No one can explain how a tuft of grass kept Fred Couples' ball from rolling into Rae's Creek on the par-3 12th in the final round of 1992.
Ben Crenshaw felt the hand of coach Harvey Penick, who died the week before, guiding him around the back nine when he won the 1995 Masters. Tom Kite still doesn't understand how his birdie putt stayed out of the cup in 1986, allowing Jack Nicklaus a record sixth green jacket.
Phil Mickelson felt destiny was on his side last year at the Masters.
With 6m separating him from that elusive major championship, Mickelson's birdie putt on the 18th hole last year looked good until the final few feet, when it started to turn left to the corner of the cup.
The final few centimeters are still a blur. The ball caught the left lip of the cup, slid quickly around to the right side and suddenly disappeared, setting off an explosion of cheers for a Masters victory that was long overdue.
Most people will never forget the leap, such as it was.
With both arms in the air, Mickelson jumped for joy, an estimated 30cm off the ground. President Bush poked fun at his vertical leap, and Lefty jokingly says the cameras didn't do him justice.
"I will take to my grave my belief that the cameras just did not catch me at the apex of my jump," he said.
But as he looks back on his victory, Mickelson believes he had some help.
For each of his first 21 victories on the US PGA Tour, Mickelson gave his grandfather, Al Santos, the flag from the 18th hole. But after the 2002 Greater Hartford Open, Santos lost interest.
"Don't bring me any more flags unless it's for a major," his grandfather told him. "I want the Masters up there."
Santos died three months before his grandson finally won a major.
"In the first split-second of that moment, I really believe that my grandfather nudged my ball back to the right just in the nick of time," Mickelson writes in his book, One Magical Sunday (But Winning Isn't Everything).
There were other factors.
Mickelson got the perfect read from Chris DiMarco, whose Masters hopes already had faded. He took two shots to get out of the bunker on No. 18, and the second one trickled 2.5cm beyond Mickelson's marker.
They are good friends, and some wondered if DiMarco hit it there on purpose.
"Yeah, right," DiMarco says. "If I could have put it that close to his mark, why didn't I hit it that close to the hole?"
As he lined up his putt, Mickelson told him, "Show me the way."

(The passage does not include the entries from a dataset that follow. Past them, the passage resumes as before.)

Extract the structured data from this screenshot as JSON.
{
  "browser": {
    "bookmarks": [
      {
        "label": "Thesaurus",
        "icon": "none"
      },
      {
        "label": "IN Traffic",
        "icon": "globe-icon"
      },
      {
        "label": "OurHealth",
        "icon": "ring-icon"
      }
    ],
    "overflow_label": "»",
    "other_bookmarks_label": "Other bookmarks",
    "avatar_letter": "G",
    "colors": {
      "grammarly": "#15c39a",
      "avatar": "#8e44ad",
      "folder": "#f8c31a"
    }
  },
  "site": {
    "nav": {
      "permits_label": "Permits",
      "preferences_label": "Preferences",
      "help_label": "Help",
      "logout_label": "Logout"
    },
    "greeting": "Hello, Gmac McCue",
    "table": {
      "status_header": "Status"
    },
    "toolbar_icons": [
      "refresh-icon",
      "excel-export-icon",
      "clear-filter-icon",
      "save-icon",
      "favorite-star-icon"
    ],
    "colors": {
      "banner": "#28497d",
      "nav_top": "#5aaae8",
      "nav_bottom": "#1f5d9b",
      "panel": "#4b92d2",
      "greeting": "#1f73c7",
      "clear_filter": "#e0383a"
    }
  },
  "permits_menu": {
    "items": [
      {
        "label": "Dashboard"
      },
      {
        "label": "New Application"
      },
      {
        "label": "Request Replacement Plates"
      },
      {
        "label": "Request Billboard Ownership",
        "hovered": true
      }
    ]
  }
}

"That was the only putt I really felt nervous on all day -- I mean really, really nervous," DiMarco said. "Because I knew if I didn't put a good putt on it, it was not going to show him anything. I knew he was going to make it. I might have been the only one. But I knew it was his time.
"He did it, and it was awesome."
Mike Weir, the defending champion who slipped the size 43-long green jacket over Mickelson's shoulders at the award ceremony, offered a telling comment about destiny in an interview with Golf World magazine.
"At Augusta, your putts have to go in the center of the hole if you expect to make them," Weir said. "You don't see many putts catch the lip and go in, especially on the low side. This one lipped back and went in, and that never happens.